Au cours de l’audience publique tenue le 31 mars 2026 en présence de M. Morand, greffier d’audience, M. C... a lu son rapport et entendu les observations de Me Terrasson, avocat de M. B....

La clôture de l’instruction est intervenue à l’issue de l’audience.


Considérant ce qui suit :

1. Aux termes de l'article L.521-4 du code de justice administrative : « Saisi par toute personne intéressée, le juge des référés peut, à tout moment, au vu d'un élément nouveau, modifier les mesures qu'il avait ordonnées ou y mettre fin ». Le défaut d’exécution des prescriptions du juge des référés constitue une circonstance nouvelle justifiant la modification de cette ordonnance en application des dispositions précitées de l’article L. 521-4 du code de justice administrative.

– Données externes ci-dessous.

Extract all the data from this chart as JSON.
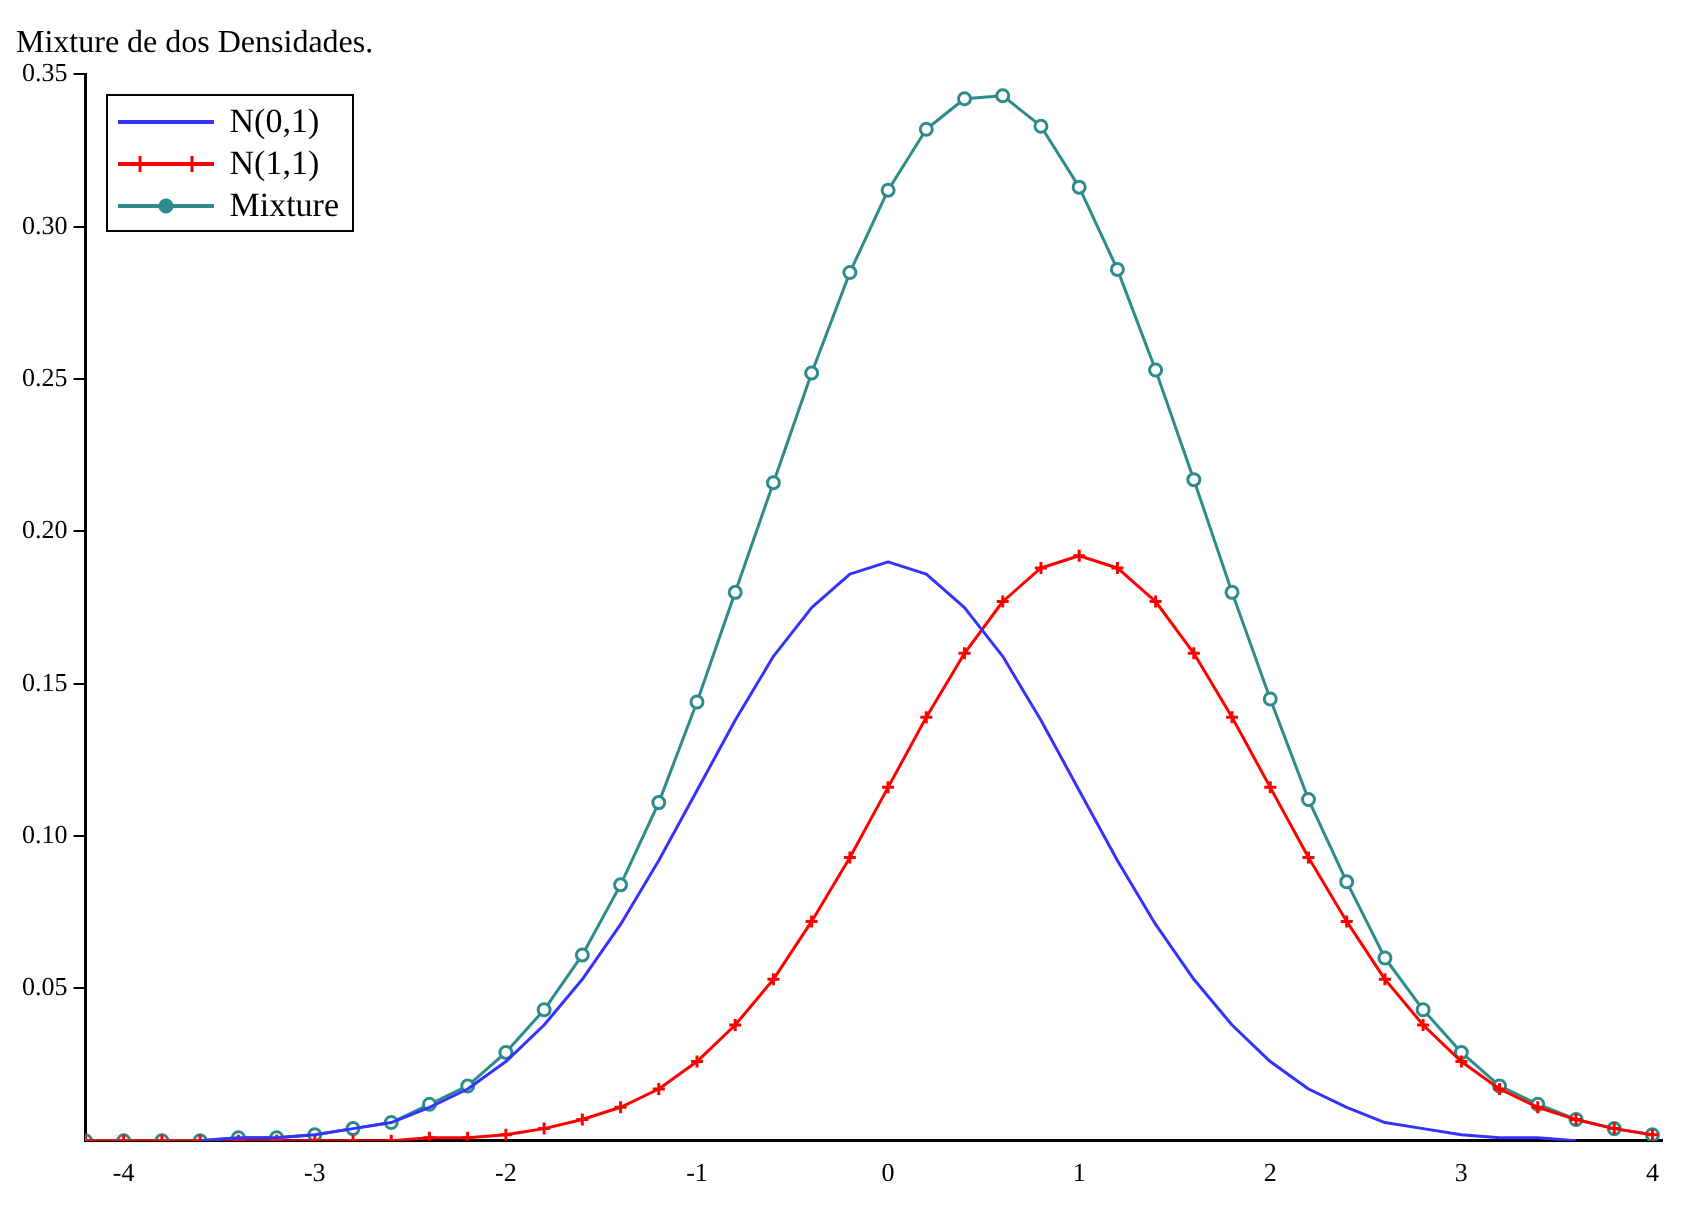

2. Par l'ordonnance n° 2511832 du 27 novembre 2025 notifiée le même jour, le juge des référés a suspendu l’exécution de la décision implicite de refus de renouvellement du certificat de résidence de dix ans de M. B... et a enjoint à la préfète de l’Isère de délivrer à l’intéressé, dans un délai de trois mois à compter de la notification de l’ordonnance, un titre de séjour ayant une valeur provisoire jusqu’à ce qu’il ait été statué sur la requête au fond n°2511831 et, dans un délai de quinze jours à compter de cette même notification, un document provisoire l’autorisant à séjourner et travailler en France. Par un courriel d’avocat du 15 décembre 2025 adressé à la préfète de l'Isère, M. B... a fait valoir qu’aucun document provisoire ne lui avait été délivré alors que le délai de 15 jours prévu par l’ordonnance de référé était expiré et a demandé le renouvellement de son attestation de prolongation d’instruction dans les plus brefs délais. Par un courriel d’avocat du 3 mars 2026, M. B... a fait valoir qu’aucun titre de séjour ayant une valeur provisoire ne lui avait été délivré alors que le délai de trois mois était expiré.

3. M. B... soutient sans être contredit qu’aucun titre de séjour ayant une valeur provisoire ne lui a été délivré. Le délai donné à l’administration pour exécuter cette injonction étant expiré, il y a lieu d’assortir celle-ci d’une astreinte de 50 euros par jour de retard passé un délai d’un mois à compter de la notification de la présente ordonnance.

4. M. B..., qui n’a pas renouvelé dans son courriel du 3 mars 2026 sa demande de renouvellement de son attestation de prolongation d’instruction formulée dans son courriel du 15 décembre 2025, n’allègue pas que ce document ne lui a pas été délivré. Par suite, il y a seulement lieu d’enjoindre à la préfète de l'Isère de renouveler cette attestation jusqu’à la délivrance du titre de séjour ayant une valeur provisoire.

5. Dans les circonstances de l’espèce, il y a lieu de mettre à la charge de l’Etat la somme de 600 euros à verser à M. B... au titre de l’article L. 761-1 du code de justice administrative.



O R D O N N E :


Article 1er : Il est enjoint à la préfète de l’Isère de délivrer à M. B... un titre de séjour, qui aura une valeur provisoire jusqu’à ce qu’il ait été statué sur la requête au fond n°2511831, sous astreinte de 50 euros par jour de retard passé un délai d’un mois à compter de la notification de la présente ordonnance.

Article 2 : Il est enjoint à la préfète de l’Isère de renouveler l’attestation de prolongation d’instruction de la demande de M. B... jusqu’à la délivrance du titre de séjour ayant une valeur provisoire.

Article 3 : L’Etat versera à M. B... la somme de 600 euros en application des dispositions de l'article L. 761-1 du code de justice administrative.

Article 4 : La présente ordonnance sera notifiée à M. A... B..., au ministre de l’intérieur et à la préfète de l'Isère.


Fait à Grenoble, le 1er avril 2026.



Le juge des référés,





T. C...




La République mande et ordonne au ministre de l’intérieur en ce qui le concerne, ou à tous commissaires de justice à ce requis en ce qui concerne les voies de droit commun, contre les parties privées, de pourvoir à l’exécution de la présente décision.